Campana has a similar on-base percentage (.313) to that of Brewers' outfielder Nyjer Morgan (.309), and a higher OBP than that of Dodgers' shortstop Dee Gordon (.272). They are players with speed often compared to that of Campana.
It seems teams are always searching for leadoff hitters. Campana could fit that role. If he can improve his plate discipline and draw more walks, he may be the ideal guy to set the table for bigger bats in the lineup. So far, seeing lots of pitches and working pitchers deep in counts has not been part of Campana's game. In fact, in 158 plate appearances this season, he has walked only eight times. That is insufficient for a top of the order hitter. It's also insufficient for a player with his extraordinary speed.
Compounding the problem is the fact that so far, Campana has struck out 36 times. That doesn't help his cause, and it certainly doesn't help the Cubs. I have seen a long loop in his swing that contributes to missing pitches.
My point? I think there is improvement ahead, but he has lots of work to do on his plate discipline.

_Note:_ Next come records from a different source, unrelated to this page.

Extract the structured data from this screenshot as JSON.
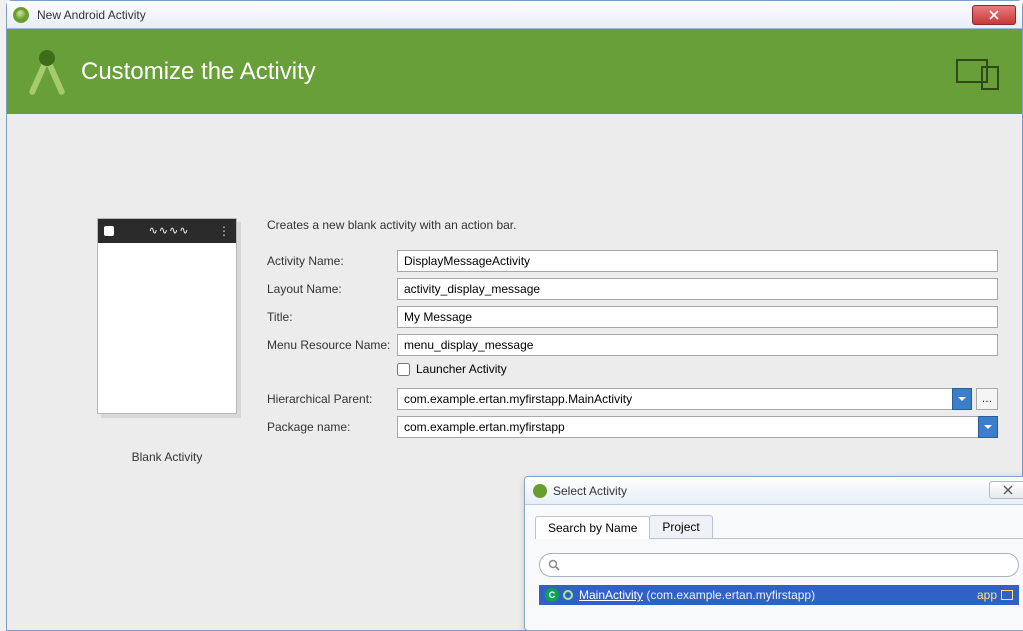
{
  "window": {
    "title": "New Android Activity"
  },
  "banner": {
    "heading": "Customize the Activity"
  },
  "preview": {
    "label": "Blank Activity"
  },
  "form": {
    "intro": "Creates a new blank activity with an action bar.",
    "labels": {
      "activity_name": "Activity Name:",
      "layout_name": "Layout Name:",
      "title": "Title:",
      "menu_resource": "Menu Resource Name:",
      "launcher": "Launcher Activity",
      "hierarchical_parent": "Hierarchical Parent:",
      "package_name": "Package name:"
    },
    "values": {
      "activity_name": "DisplayMessageActivity",
      "layout_name": "activity_display_message",
      "title": "My Message",
      "menu_resource": "menu_display_message",
      "hierarchical_parent": "com.example.ertan.myfirstapp.MainActivity",
      "package_name": "com.example.ertan.myfirstapp"
    }
  },
  "popup": {
    "title": "Select Activity",
    "tabs": {
      "byname": "Search by Name",
      "project": "Project"
    },
    "search_placeholder": "",
    "result": {
      "class": "MainActivity",
      "package": "(com.example.ertan.myfirstapp)",
      "module": "app"
    }
  }
}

Defensively, I have seen Campana play a very acceptable center field. His speed is an asset in parks with large gaps like Colorado and San Diego. That fact shouldn't be overlooked.
Tony Campana's blazing speed can be a tremendous asset to the Cubs. Currently, he is seeing most of his playing time as a pinch-hitter and pinch-runner late in games. His challenge is to build supporting skills to best complement his greatest tool -- his game changing speed.
Bernie Pleskoff has served as a professional scout for the Houston Astros and Seattle Mariners. This story was not subject to the approval of Major League Baseball or its clubs.